Thursday, December 9, 2010

Ideal Breeding Sites Recommended for Indian Bustards

Great Indian Bustard

Recently, environmentalists have expressed their concern over the lack of suitable breeding sites for the critically endangered great Indian bustard. This magnificent species of bird's population plummeted drastically in Solapur district's Nannaj Wildlife Sanctuary. A man named Pramod Patil, who has been active and protecting the bird, has written a letter to Environment Minister Jairam Ramesh and the forest department urging them to accept the acclaimed 434 hectares of privately owned inside the sanctuary. This acquisition was recommended by the Bombay Natural History Society several years ago. Mr. Patil described the land as cutting across the core area of the sanctuary in the letter. Furthermore, the acceptance of this land would lead to forming of continuous grassland habitat that can be made into use by the birds for breeding. He also stated that the providing of undisturbed breeding sites is crucial for the bustards. Since last three years, he has not been getting record, due to heavy grazing, human interference, and heavy vehicles. He also hopes that this acquisition will happen before these birds become extinct.

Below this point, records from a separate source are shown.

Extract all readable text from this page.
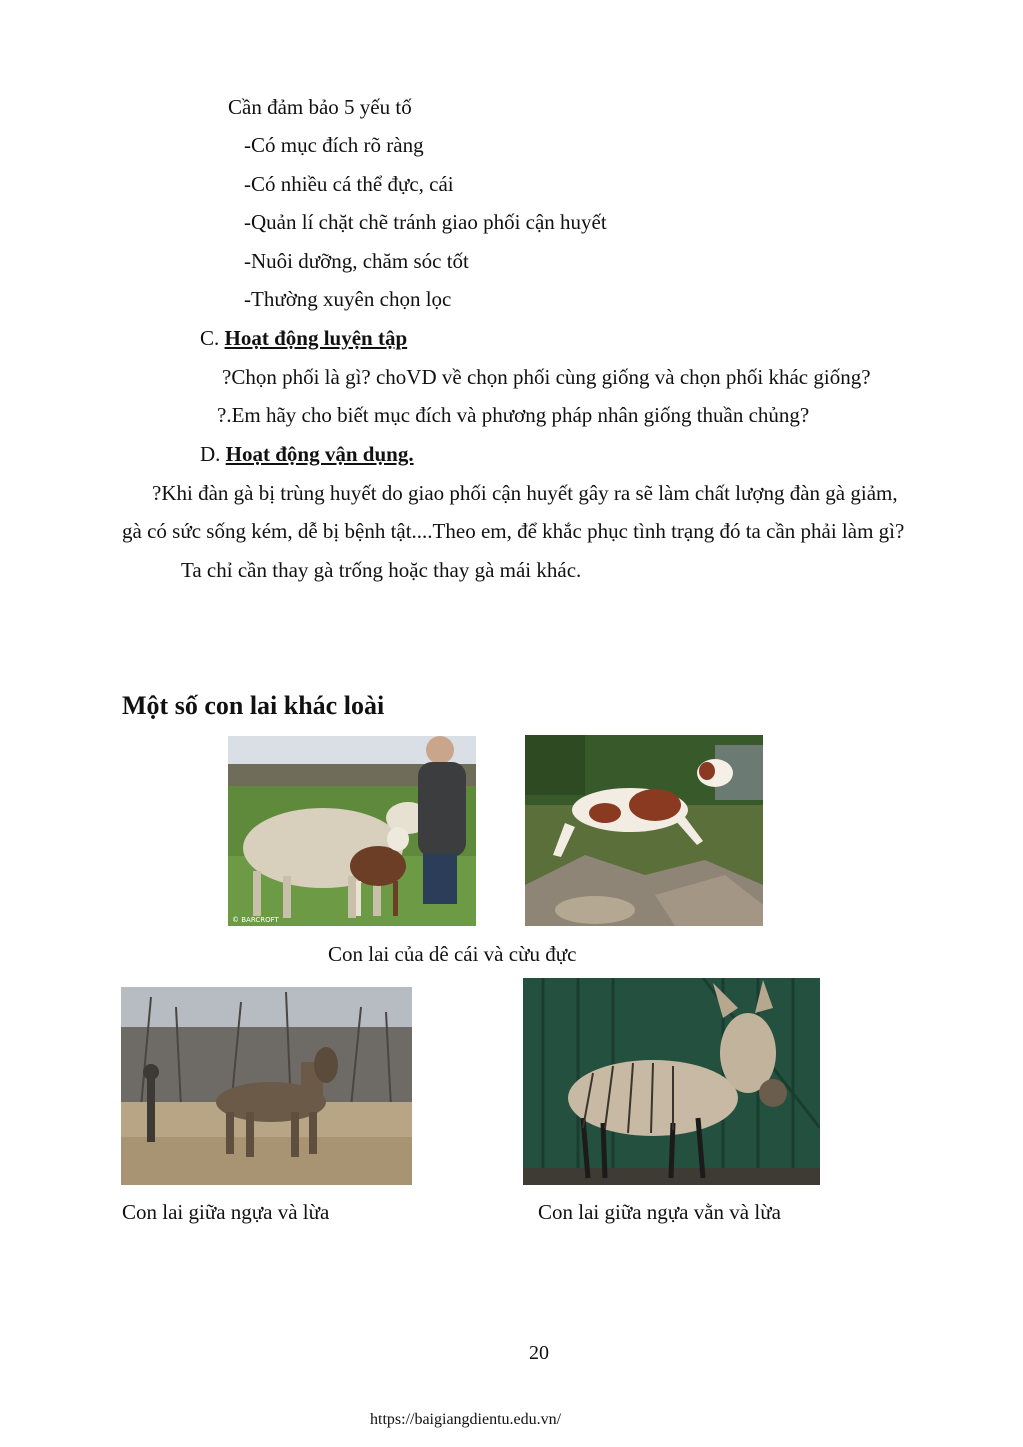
Cần đảm bảo 5 yếu tố
-Có mục đích rõ ràng
-Có nhiều cá thể đực, cái
-Quản lí chặt chẽ tránh giao phối cận huyết
-Nuôi dưỡng, chăm sóc tốt
-Thường xuyên chọn lọc
C. Hoạt động luyện tập
?Chọn phối là gì? choVD về chọn phối cùng giống và chọn phối khác giống?
?.Em hãy cho biết mục đích và phương pháp nhân giống thuần chủng?
D. Hoạt động vận dụng.
?Khi đàn gà bị trùng huyết do giao phối cận huyết gây ra sẽ làm chất lượng đàn gà giảm,
gà có sức sống kém, dễ bị bệnh tật....Theo em, để khắc phục tình trạng đó ta cần phải làm gì?
Ta chỉ cần thay gà trống hoặc thay gà mái khác.
Một số con lai khác loài
© BARCROFT
Con lai của dê cái và cừu đực
Con lai giữa ngựa và lừa	Con lai giữa ngựa vằn và lừa
20
https://baigiangdientu.edu.vn/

I also hope that Mr. Patil's letter urging this acquisition will be taken into effect. The great Indian bustard is one of the most magnificent species of birds that had suffered during the ancient times as a gourmet delicacy for the Mughal emperors and later to British soldiers. While its numbers have been stable in different semi-arid parts of India, the Nannaj Wildlife Sanctuary has experienced a major decline in populations. I feel that it is extremely important and crucial to have proper breeding sites for these birds, along with education on their ecological importance. These methods had been used in the U.S to bring the California condor back from the brink of extinction. Now, it appears that the bustard is on that brink. If the Indian Government does not take the initiative in using these tactics along with conservation groups, then the Indian bustard will certainly disappear from Indian soil.